山下清の貼絵の最大の魅力は、その鋭敏な観察眼や繊細な色彩感覚によってもたらされる驚異的な細密描写であるといえるでしょう。3ミリ程度にちぎられた色紙を、あたかも印象派の点描であるかのように細かく貼り込みながら、複雑な色合いを実現し、迫力ある画面をつくりあげています。実際に作品を目の前にしないとなかなか味わうことのできない、山下清のこまやかな描写を、作品の拡大画像によってお楽しみください。

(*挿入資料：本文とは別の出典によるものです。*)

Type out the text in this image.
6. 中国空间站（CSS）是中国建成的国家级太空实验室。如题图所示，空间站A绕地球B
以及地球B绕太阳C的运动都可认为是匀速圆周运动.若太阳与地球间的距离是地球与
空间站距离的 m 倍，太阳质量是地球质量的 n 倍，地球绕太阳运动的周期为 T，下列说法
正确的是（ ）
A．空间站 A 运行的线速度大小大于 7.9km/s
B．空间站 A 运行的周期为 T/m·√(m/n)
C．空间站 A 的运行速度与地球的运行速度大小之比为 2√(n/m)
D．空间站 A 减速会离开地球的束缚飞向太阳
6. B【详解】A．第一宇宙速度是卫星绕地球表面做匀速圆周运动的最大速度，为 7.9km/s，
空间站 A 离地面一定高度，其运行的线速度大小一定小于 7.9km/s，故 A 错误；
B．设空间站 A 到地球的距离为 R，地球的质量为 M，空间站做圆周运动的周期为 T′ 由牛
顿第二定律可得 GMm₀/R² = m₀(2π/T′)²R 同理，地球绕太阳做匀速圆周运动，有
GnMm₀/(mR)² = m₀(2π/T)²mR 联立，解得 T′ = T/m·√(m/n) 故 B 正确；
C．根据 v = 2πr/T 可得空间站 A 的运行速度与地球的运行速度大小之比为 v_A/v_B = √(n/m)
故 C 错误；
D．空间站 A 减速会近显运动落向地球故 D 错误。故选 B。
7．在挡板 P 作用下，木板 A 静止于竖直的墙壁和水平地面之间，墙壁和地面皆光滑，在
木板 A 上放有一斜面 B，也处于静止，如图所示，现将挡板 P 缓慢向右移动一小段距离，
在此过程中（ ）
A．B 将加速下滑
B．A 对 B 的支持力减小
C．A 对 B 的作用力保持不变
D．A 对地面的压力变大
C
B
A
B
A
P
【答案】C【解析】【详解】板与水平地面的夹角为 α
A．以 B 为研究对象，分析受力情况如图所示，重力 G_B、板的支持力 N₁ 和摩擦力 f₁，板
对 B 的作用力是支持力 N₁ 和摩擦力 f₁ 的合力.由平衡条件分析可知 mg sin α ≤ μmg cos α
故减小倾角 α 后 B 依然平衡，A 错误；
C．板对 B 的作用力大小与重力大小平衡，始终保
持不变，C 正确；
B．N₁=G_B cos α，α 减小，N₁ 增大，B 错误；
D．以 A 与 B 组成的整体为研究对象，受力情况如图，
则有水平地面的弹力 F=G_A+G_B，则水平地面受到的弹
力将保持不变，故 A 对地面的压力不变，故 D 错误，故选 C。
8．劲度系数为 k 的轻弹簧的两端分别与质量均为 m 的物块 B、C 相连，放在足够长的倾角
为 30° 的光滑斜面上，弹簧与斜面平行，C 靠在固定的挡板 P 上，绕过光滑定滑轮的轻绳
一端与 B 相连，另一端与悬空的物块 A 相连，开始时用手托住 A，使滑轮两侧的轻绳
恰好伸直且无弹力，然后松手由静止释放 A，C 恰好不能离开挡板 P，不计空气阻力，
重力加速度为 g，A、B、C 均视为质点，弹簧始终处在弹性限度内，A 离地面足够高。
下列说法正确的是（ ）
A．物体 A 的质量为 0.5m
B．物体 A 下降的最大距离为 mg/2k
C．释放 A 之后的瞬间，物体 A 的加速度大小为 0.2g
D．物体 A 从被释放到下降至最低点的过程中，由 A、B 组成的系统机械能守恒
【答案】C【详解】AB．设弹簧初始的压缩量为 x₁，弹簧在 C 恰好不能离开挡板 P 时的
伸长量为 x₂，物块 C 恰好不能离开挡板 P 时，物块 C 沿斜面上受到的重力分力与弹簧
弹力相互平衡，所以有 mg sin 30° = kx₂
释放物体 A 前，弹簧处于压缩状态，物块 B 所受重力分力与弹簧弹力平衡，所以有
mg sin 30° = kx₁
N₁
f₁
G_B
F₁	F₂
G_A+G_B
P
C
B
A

これでもかというほどに貼り重ねられた細かい色紙。その膨大な集積が、折り重なって垂れ下がっていく菊の花の一輪一輪に見えてくるから不思議です。また、菊に群がり、蜜をあじわう蜂もとてもリアル。色紙をちぎって丸めた「こより」を組み合わせて立体的につくられています。
石灯籠の遠近法。石畳の遠近法。そして、なんといっても本物の木としか思えない幹の質感!素朴な迫力満載です。
一本一本の毛に対する執着。黒だけではなく、他の色も微妙に混ぜながら、光の反射や地肌の感じまで、見事に表現されています。是非、本物で味わってください!
波にきらめく光が青と白の色紙で細かくあらわされると同時に、ちぎられた色紙の大小によって遠近感が強調されています。色紙の大きさがはっきりと3段階に分かれて帯状に見える海面の表現が、素朴で、力強く、とてもユーモラスです。ちなみに、制作日数は25日、制作時間は126時間40分。実際に制作した日時が、作品の裏にしっかりと記録されていたことが、作品修復時にわかりました。
この頃になると、色紙は、指でちぎったとは思えないほど細かくなります。ゆっくりと流れる川面にうつしだされた石橋のゆらめきはとても繊細。細かい筆によるタッチで仕上げられたようにも見えます。
《桜島》に比べると、波と光の表現がとても洗練されてきていることがわかります。柔らかな波の表現の一方で、煉瓦を緻密に積み上げてつくられた橋脚のごつごつした感じが絶妙です。それにしても大型観覧船の乗客たちの細かいこと!